Цесаревна всё поняла вмиг и так и покатилась со смеху.
— О табакерке, о портретике? Влюбилась небось!
— Я-то нет. — Мавра, чутко воспринимая тон цесаревны, обрела обычную свою уверенность и даже решалась теперь шутить. — Я-то нет. А вот кое- кто на моей памяти... — Шутка смелая была однако и Лизета любила смелость и бойкость в своих приближённых и слугах; конечно, когда сама бывала в добром расположении духа.
— Кое-кто! Ой! Уморила совсем! Кое-кто! — Лизета выскочила на самую серёдку спаленки, встала на фоне смятой постели, руки упёрла в бока, будто для русской пляски... — Уморила! Уморила! Ой! Да мне его и даром-то не надобно теперь! Я теперь, Мавруша, только-только жить начинаю, всею грудью дышать! Просторно мне теперь, весело! Баба я теперь, Маврушка ты моя, Маврушка, золотце ты моё медное! Настоящая счастливая баба! И ты уж пойми меня!..

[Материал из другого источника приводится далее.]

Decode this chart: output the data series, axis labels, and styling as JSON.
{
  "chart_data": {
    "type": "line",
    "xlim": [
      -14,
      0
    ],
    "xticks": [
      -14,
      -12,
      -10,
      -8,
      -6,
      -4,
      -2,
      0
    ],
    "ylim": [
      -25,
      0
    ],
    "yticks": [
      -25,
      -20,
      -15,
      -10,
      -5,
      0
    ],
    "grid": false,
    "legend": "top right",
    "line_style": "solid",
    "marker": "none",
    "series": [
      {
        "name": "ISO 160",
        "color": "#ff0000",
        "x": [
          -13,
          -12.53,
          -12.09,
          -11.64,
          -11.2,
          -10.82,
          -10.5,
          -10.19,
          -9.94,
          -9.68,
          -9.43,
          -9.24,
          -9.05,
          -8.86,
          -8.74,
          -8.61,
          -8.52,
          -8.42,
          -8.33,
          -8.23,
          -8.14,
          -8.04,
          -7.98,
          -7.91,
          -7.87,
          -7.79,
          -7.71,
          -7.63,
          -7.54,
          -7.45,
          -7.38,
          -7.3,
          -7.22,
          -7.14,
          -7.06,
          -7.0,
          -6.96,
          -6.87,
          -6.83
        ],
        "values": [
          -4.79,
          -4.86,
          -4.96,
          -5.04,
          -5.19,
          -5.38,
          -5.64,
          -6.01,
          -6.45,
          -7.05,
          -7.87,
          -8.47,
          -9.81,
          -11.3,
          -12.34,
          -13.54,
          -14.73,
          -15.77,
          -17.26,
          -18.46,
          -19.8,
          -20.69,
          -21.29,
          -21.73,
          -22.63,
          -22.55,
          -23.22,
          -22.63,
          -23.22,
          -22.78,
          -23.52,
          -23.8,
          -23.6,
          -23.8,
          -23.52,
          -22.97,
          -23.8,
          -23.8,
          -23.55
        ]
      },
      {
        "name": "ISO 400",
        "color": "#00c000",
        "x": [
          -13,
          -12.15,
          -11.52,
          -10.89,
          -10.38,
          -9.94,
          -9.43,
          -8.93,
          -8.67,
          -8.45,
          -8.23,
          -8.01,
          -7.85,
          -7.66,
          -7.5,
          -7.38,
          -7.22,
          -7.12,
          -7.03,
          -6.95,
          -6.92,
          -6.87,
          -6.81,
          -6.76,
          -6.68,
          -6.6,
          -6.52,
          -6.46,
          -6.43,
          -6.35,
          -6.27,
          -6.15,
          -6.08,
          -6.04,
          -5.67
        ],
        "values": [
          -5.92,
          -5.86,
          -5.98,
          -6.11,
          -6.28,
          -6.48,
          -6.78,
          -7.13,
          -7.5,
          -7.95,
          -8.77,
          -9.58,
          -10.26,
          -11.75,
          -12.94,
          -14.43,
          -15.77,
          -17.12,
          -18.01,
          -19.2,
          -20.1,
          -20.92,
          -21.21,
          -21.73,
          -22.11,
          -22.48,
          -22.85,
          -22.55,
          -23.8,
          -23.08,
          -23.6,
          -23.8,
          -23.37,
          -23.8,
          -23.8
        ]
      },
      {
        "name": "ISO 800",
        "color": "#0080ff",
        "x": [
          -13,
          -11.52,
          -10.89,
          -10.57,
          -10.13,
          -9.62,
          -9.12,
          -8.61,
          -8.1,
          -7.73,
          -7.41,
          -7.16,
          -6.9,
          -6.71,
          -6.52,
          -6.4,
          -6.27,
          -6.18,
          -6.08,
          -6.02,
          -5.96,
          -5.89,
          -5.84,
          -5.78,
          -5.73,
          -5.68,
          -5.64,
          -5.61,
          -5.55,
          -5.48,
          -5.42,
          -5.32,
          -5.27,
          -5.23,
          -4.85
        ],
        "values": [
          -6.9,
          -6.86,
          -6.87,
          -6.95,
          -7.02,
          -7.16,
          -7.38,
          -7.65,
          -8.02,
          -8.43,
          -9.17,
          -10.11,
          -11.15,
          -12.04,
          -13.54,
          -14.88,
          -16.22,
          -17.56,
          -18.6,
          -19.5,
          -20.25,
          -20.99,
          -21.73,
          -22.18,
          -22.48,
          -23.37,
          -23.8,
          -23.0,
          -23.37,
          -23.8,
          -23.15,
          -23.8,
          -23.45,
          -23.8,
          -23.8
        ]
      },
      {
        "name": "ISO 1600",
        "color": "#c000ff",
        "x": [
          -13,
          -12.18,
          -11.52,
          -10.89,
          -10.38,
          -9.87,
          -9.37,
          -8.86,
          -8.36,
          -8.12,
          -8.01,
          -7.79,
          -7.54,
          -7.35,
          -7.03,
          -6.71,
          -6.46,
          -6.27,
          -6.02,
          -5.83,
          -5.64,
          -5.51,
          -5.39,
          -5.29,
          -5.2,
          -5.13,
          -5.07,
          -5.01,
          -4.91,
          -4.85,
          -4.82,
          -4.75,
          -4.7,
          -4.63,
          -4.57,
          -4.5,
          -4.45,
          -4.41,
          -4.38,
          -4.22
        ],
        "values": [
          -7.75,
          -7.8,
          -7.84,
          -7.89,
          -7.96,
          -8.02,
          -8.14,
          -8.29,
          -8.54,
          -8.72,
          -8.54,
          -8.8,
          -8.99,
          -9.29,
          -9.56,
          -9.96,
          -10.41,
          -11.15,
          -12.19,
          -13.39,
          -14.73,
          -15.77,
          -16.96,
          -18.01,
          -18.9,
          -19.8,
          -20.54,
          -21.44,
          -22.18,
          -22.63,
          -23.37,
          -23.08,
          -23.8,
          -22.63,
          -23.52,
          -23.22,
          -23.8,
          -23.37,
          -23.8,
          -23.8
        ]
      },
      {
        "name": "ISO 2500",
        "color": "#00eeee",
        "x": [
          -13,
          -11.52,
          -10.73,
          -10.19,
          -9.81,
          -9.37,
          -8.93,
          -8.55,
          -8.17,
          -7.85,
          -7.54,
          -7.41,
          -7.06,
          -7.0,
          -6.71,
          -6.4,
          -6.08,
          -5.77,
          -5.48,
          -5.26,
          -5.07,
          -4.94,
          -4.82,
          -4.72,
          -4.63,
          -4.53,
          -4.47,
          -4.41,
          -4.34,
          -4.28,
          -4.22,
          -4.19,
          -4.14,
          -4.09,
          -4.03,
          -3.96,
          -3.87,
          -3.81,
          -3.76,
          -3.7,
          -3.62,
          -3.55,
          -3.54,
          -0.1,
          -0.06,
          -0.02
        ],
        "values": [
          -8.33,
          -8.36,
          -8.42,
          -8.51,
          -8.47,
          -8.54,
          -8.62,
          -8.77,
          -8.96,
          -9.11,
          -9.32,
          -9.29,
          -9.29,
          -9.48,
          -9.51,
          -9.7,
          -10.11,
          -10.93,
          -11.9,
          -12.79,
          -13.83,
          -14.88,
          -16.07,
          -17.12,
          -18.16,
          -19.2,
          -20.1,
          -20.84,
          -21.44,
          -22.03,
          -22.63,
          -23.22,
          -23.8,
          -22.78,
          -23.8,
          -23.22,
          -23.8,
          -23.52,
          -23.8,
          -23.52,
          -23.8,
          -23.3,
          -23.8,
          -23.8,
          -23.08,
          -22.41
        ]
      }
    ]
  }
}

Мавра поняла и тоже задорно поглядела. Цесаревна подбежала, за шею обхватила, на постель повалила, уж башмаки кверху и юбки — до пупа.
— Вот что для тебя сделать? Нет, ты скажи, что?
— Ничего! Пустите! Платье мне всё смяли.
— Платье? Да вот... Да я... Одним словом, увидишь! Придёт время — будет у тебя этаких платьев — несметно!
— Да оно ни к чему! Будто я за Вас из интереса, из платьев! Тьфу! Пустите!
— Маврушечка моя хорошая, славная! Нет, не пущу, и всё тут! Не пущу, пока не скажешь, чего тебе хочется!